Well…. That was interesting. This morning… the first day of 2022, I had two aborted launches with a tip over.
The whole thing was so smooth and gentle, that, the second it was over, I knew …. It was OK. Nothing was bent, crushed or broken. Man or machine. The only visible evidence was a scrape on the outer ring and the original keeper was bent flush to the cage. A perfectly acceptable crumple zone, that soft metal V just folded in and absorbed a lot of energy. And…. cage is still round.
The tip-over was the end result of the nose wheel catching an edge just at take off speed. I was drifting toward the boundary of the blacktop and dirt and had started to steer back to center, when (I think), the front wheel barely lifted and immediately touched back down. The sharp edge of the nose wheel appears to catch the edge of the blacktop causing the Falcon to pivot off it’s nose and spin 280 degrees to the left. Then, with it’s energy spent, the Falcon gently tipped over.
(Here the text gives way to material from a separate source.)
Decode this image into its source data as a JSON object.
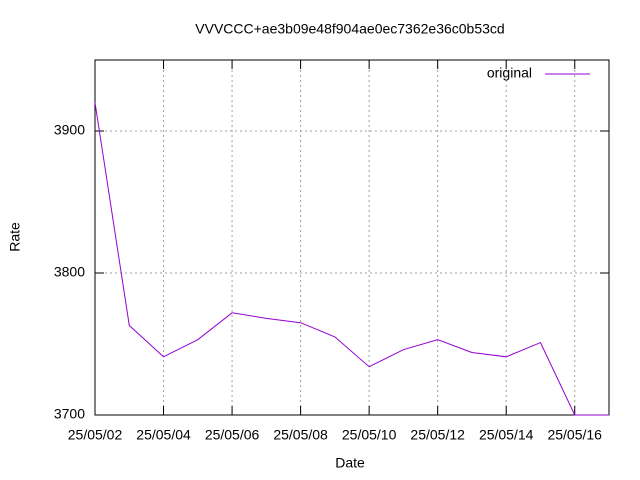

Could this accident been avoided? Yes, I can think of a couple of scenarios that would have saved the launch. If I just followed my course and run off into the weeds, it would have been fine. If I’d have popped a little brake before I caught an edge, I’m confident the Falcon would have flown but I like to build as much speed as I can so that the trike leaps into the air.
However if I pulled brake after catching an edge, it would have been a disaster. I’d have spun under the wing and without the friction of the wheels on the surface, it would have probably turned a lot more than 270 degrees. And….When I came back down , who knows what direction I’d be pointed. One things for sure, I’d still be at takeoff speed and probably would have rolled violently. Round tires would , have helped and that’s something not related to reactions or muscle memory. But I like the way the flat wheel steers and it’s small diameter helps to direct the prop wash above the wing before launch. So… I’m going to think a little more, before changing back to the conventional round nose wheel.
After quick check of the rig and lines, I reset and tried again. And… failed again! This time the A-assist ratchet slipped and the wing headed off to the right where I followed it off the field. It was an embarrassing non-event. So… I gathered up the wing and determined to fly, reset for the third time. By now, the wind had picked up to 5 knots and was coming from 90 degrees off the earlier heading. This time the launch was quick, clean and very lofty. No issues with the lines at all.
I’m still not happy with the A assists and I’m not sure I’ll ever get used to not having my hands on the A’s during inflation. Today, the wing was a little slow to come overhead. I’d like to dial it in so I can try Robert’s Throggle.
The air was trashy up to 300 feet, where it settled down but the breeze had increased to 18 knots. Jacob had launched earlier and was well on his way to the beach. I called him and we swapped position reports. He was over the causeway about to descend to the beach. The wind looked like it was going to continue to build so I stayed over the patch.
I landed clean by the truck and waited for Jacob. After waiting awhile for his return I called him again. He was having a slow time penetrating and it took him awhile to make the last mile. Unable to penetrate he eventually he had to descend into the turbulent layer below 300 ft to gain ground on the LZ. His landing was spot on, despite the strong breeze and bumpy air.
It wasn’t a good day but it wasn’t a disaster either. It’s been more than a decade since I crashed on takeoff at Bubba’s. These things happen… and… after all… I did get to fly.
A few days after this was uploaded, Tucker Gott, PPG’s YouTube phenom, put the video on a Blooper Reel. I thought! “Cool, at least there is a good write up “, maybe he’ll make a learning moment out of it.” But then, he called the rig “Rickety and Janky”, what’s Janky anyway? Maybe it’s Janky but Terry doesn’t build anything that’s Rickety. Geez!